Out There

Mix and match

The Dirtchamber Sessions, Volume One
Prodigy
XL-Recordings

Never mind the billing, because this isn't a Prodigy record. It's a Sex Pistols record, an Ultramagnetic MC's record, a KLF record, an LL Cool J record, until the disc's eight tracks feature nearly three dozen artists. It's a K-Tel postmodern-rock-and-dance sampler as compiled and deconstructed by Liam Howlett, Prodigy's songwriter and beatmaster--in all, an unholy and utterly listenable mess, a nonstop thrills-and-pills ride of cut-and-paste samples fused together by a thousand beats per minute. It's a spot-the-song disc for the attention-deficit crowd, a party comp, a rave how-to--oh, yes, and a source album for anyone who paid attention to 1997's Fat of the Land, Prodigy's influences laid bare for those convinced that record was pop sell-out. The Dirtchamber Sessions is back-to-roots rock, if by roots you mean the JB's and Time Zone. And Jane's Addiction.

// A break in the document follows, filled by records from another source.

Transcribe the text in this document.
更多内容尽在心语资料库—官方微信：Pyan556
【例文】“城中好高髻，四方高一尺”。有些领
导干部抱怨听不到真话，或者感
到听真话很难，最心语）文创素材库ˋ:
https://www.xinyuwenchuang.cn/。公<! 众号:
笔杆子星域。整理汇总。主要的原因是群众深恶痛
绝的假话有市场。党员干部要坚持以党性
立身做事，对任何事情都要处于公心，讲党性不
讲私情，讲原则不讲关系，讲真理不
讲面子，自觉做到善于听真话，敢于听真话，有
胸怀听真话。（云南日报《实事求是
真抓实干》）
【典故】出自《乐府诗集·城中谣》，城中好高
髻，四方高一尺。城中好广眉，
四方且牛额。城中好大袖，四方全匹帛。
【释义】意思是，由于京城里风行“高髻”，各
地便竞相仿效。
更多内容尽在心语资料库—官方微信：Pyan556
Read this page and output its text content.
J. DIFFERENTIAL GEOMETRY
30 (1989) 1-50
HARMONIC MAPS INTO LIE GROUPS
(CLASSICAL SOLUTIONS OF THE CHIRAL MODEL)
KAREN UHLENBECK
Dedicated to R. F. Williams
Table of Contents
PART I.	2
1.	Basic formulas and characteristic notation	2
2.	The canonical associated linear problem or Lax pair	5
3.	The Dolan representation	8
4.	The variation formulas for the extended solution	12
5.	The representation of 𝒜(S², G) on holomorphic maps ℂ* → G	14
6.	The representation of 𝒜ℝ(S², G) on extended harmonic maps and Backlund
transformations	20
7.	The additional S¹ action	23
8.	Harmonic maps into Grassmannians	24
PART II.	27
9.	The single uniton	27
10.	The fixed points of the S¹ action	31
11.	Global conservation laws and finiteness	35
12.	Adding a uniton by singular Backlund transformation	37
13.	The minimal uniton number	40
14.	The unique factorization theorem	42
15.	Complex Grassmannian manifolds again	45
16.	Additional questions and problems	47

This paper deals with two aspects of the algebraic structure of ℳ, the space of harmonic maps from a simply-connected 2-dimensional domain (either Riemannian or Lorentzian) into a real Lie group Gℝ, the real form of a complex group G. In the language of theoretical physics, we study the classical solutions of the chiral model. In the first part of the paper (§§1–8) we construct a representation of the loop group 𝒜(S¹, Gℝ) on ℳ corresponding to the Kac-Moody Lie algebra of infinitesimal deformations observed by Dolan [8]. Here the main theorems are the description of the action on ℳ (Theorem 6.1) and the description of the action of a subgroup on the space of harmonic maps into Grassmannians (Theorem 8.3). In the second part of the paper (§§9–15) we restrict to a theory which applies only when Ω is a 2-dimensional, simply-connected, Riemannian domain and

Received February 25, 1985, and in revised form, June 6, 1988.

A hell of a lot more fun than the Chemical Brothers' Brothers Gonna Work It Out, more all-over-the-place than even Andy Smith's kitsch-hop The Document, The Dirtchamber Sessions ain't too different from a Prodigy record. Meaning, it's mainstream enough to draw in the crowd that buys Urb collections (cf. Chemical Brothers, Primal Scream, and Fatboy Slim samples) and obscure enough to maintain its credibility (cf. The Beginning of the End, T-La-Rock, Frankie Bones, the Jimmy Castor Bunch). A record like this is a little like Texas weather: If you hate one sample, wait about five seconds.

Sometimes it's too postmodern for its own good: Track Four piles song upon song, until Herbie Hancock's "Rockit" and the Propellerheads' "Spybreak!" and the Beastie Boys' "It's the New Style" are all playing at the same time, never quite becoming one song. Samples of samples sampled by a DJ whose own songs are carved from these very samples--how utterly nauseating to consider. Better "Spybreak!" without all the added attractions; sometimes enough is way too damned much. Then again, pairing the Sex Pistols' "New York" with Fatboy Slim's "Punk to Funk" and Medicine's "I'm Sick" consists of bookending the Pistols with drum-machine breakbeats. The effect is a little like listening to the Pistols given the Stars on 45 treatment. Still, the whole thing is worth it if only for the now-ya-see-it-now-ya-don't inclusion of the Beasties' "Time to Get Ill," with its sampled lyric, "The girlies I like are under age." It's both homage and bitchslap, getting even with the Boys for lambasting Prodigy's own "Smack My Bitch Up" as misogynist. Now that's brilliant stuff.